Neom, The Line, 2022. Image courtesy of NEOM
The recent reveal of The Line in Neom – a 172km long megastructure, half a kilometre tall and 200m wide, faced with mirrored glass and bisecting the deserts of north-western Saudi Arabia – has revived the spectre of the monumental urban experiment.
But grand urban schemes, rich with spectacular structures, have been a symbol of power since antiquity. Radical rebuilding schemes – whether occasioned by politics or aesthetics – brought visions such as Mr Georges-Eugène Haussmann’s Paris and Sir Edwin Lutyens’ New Delhi to life, cementing the connection between power and civic might. The 20th century’s major drivers were war and bulldozers, the latter usually following hot on the heels of the former. War, in particular WWII, coincided with the modernist vision of renewal and reinvention in the name of better social parity. How successful this was very much dependent on luck and location, but the movement’s heyday was auspiciously timed to coincide with Europe’s urgent need for reconstruction.
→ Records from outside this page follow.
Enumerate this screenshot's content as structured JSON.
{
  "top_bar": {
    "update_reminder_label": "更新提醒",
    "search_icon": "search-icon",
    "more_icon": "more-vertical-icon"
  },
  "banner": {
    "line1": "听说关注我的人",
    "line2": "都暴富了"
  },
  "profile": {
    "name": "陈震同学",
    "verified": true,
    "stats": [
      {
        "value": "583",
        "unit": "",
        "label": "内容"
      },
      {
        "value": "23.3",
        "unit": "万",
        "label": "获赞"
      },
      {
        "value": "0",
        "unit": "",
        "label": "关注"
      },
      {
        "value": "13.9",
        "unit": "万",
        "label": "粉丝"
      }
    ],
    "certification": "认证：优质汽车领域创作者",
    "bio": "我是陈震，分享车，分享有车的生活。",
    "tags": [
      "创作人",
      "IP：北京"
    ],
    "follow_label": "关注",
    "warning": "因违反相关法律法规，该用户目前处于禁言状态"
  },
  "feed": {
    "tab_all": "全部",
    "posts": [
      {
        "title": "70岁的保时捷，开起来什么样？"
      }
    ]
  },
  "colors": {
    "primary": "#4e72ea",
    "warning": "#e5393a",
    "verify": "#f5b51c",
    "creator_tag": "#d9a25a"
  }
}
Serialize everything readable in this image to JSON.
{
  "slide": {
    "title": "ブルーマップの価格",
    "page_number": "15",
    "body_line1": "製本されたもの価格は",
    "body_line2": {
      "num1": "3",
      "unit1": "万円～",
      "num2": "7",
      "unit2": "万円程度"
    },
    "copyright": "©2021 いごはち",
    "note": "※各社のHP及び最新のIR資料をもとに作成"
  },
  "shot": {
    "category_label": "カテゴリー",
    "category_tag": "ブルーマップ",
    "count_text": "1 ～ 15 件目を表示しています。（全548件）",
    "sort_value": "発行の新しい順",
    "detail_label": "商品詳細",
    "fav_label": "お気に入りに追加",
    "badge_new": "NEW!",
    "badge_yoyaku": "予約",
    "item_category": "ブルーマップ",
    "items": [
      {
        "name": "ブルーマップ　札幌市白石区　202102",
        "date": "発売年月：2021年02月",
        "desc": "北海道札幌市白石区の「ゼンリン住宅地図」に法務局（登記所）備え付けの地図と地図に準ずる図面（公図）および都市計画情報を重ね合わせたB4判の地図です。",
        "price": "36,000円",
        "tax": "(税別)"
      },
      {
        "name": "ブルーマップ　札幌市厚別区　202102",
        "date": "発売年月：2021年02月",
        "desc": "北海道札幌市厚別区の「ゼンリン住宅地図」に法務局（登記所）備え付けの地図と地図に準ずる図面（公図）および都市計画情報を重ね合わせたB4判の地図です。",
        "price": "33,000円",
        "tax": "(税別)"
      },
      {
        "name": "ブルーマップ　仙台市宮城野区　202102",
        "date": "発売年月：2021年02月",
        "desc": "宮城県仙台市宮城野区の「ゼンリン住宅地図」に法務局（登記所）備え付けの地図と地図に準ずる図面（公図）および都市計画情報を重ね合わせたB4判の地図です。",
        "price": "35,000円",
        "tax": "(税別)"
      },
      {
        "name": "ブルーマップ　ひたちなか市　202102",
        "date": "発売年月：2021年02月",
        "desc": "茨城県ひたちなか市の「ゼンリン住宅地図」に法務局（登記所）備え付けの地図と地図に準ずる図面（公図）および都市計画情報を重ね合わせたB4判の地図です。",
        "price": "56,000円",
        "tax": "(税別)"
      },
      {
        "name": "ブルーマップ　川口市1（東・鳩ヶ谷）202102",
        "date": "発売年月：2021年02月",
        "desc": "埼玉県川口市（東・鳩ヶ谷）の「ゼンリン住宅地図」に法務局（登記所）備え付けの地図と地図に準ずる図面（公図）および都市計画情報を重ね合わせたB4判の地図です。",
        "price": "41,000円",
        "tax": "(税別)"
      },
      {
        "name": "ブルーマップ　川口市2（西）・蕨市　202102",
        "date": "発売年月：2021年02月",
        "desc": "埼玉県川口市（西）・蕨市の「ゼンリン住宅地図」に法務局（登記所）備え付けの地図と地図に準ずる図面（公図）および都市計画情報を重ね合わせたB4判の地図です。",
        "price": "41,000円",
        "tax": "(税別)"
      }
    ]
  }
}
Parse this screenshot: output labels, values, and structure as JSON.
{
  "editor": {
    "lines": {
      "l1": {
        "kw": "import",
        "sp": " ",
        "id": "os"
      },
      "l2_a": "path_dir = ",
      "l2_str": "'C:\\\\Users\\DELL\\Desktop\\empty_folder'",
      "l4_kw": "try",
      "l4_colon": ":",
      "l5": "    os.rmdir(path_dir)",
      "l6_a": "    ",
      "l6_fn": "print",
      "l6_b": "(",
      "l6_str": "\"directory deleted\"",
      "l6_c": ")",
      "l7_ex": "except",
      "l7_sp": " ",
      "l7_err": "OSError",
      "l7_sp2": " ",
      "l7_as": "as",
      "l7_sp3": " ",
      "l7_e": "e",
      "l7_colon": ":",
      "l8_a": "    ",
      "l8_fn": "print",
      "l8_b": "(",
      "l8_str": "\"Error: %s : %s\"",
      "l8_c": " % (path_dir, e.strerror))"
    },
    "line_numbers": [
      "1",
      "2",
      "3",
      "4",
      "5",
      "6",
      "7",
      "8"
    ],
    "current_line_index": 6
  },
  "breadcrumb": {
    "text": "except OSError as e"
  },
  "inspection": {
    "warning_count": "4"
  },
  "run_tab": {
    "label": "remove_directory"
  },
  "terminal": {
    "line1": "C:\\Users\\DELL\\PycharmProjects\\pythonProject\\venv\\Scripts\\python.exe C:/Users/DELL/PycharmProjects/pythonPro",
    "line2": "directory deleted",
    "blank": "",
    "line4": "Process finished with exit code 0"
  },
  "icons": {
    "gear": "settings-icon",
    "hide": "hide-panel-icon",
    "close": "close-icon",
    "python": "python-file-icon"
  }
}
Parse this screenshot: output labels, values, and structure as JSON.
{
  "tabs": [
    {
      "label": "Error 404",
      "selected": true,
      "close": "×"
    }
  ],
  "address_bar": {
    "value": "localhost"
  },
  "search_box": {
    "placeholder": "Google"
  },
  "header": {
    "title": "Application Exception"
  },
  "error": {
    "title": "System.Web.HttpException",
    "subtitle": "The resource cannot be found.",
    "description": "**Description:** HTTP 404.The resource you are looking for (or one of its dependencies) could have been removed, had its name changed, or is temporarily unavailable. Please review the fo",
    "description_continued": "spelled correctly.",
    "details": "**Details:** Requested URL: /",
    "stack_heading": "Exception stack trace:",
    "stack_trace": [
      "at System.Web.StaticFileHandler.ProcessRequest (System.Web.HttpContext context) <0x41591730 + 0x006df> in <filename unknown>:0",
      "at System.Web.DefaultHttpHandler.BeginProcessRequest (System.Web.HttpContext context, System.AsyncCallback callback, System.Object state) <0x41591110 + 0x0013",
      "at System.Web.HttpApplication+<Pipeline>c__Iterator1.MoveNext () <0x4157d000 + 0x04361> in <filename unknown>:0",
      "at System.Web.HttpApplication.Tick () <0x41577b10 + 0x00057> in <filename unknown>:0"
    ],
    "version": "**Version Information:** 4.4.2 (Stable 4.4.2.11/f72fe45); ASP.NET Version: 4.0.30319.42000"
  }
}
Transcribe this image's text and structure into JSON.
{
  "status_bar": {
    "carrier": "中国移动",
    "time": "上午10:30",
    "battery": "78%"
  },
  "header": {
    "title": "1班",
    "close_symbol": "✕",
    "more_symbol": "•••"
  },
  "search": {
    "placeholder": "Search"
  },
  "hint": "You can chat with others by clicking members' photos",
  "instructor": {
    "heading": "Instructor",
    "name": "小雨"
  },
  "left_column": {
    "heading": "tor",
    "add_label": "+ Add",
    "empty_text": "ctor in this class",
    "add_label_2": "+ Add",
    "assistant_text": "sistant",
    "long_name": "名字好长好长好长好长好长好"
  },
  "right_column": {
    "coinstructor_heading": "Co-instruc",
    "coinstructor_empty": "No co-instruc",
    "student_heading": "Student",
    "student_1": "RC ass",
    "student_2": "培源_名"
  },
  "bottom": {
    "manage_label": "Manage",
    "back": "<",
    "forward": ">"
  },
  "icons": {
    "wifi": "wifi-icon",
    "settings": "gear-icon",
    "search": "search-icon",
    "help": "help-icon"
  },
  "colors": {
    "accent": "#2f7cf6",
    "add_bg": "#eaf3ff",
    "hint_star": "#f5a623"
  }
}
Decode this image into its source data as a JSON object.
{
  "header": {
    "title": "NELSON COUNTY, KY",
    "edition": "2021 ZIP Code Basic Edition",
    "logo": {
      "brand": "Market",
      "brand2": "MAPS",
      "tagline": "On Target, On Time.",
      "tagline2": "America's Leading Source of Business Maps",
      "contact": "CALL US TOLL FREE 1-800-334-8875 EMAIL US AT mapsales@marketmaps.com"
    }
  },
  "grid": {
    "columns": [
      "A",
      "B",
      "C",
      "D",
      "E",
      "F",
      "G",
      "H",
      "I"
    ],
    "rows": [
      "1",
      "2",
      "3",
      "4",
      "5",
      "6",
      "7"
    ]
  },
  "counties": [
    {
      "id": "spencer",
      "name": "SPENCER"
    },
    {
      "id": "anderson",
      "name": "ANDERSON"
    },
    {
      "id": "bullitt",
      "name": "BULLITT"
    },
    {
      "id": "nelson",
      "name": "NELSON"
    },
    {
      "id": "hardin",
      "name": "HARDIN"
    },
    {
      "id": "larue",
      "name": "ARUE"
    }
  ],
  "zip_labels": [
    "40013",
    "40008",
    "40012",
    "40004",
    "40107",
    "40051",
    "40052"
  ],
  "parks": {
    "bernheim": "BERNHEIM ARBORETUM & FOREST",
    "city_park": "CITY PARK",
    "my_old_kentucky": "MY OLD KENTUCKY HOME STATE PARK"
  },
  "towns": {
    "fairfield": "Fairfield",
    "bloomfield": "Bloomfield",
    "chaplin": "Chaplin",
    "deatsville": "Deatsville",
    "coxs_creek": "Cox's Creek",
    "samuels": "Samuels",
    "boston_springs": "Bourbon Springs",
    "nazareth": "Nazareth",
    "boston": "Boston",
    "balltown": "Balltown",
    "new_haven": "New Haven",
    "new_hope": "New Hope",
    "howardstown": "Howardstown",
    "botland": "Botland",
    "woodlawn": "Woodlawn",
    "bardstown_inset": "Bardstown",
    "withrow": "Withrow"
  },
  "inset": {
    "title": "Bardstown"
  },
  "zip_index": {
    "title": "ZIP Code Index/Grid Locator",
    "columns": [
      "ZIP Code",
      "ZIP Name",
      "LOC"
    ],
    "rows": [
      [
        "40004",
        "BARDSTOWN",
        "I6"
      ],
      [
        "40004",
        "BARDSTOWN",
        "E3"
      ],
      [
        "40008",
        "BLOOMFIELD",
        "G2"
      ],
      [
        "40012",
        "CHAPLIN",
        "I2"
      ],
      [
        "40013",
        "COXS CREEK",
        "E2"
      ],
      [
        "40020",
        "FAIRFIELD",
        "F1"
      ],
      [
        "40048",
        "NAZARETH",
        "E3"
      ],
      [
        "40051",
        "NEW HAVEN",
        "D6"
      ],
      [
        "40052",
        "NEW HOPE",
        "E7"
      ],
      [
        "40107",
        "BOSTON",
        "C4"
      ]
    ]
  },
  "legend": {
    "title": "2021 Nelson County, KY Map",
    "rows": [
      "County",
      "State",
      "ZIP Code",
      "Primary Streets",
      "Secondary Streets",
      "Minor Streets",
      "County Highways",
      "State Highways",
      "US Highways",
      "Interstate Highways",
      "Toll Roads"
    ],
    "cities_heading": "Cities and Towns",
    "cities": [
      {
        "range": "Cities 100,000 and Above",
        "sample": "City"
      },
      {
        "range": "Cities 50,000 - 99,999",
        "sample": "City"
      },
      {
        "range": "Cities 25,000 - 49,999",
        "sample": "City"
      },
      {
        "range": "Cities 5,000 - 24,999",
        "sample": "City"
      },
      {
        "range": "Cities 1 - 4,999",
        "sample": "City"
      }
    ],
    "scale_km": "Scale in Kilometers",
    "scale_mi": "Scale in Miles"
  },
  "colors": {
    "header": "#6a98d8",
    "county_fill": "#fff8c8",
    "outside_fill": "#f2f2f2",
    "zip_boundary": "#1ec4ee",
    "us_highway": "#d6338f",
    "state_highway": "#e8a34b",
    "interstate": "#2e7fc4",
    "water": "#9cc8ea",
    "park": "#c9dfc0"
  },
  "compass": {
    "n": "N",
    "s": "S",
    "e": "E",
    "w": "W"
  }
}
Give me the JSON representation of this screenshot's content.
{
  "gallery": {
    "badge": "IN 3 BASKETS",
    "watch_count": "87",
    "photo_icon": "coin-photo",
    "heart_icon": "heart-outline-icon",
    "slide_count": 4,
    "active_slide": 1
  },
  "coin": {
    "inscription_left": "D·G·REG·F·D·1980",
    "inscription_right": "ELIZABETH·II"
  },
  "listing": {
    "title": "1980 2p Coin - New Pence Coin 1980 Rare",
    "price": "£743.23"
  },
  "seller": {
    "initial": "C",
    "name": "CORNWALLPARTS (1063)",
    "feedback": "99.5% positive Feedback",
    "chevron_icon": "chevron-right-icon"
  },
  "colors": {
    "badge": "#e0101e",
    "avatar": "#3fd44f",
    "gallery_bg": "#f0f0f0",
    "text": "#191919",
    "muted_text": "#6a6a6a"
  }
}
The modernist era was awash with grand plans for grand spaces, guided by solo voices and visionaries convinced of their own genius and innate understanding of the myriad, multiple complexities of urban planning. Several generations of “masters” attempted to reshape the skylines of the 20th century with their personal visions. From Mr Frank Lloyd Wright’s lifetime obsession, Broadacre City, to Le Corbusier’s 1930 Ville Radieuse concept, to Mr Buckminster Fuller’s 1959 New York Dome over Manhattan, architects and designers thought big.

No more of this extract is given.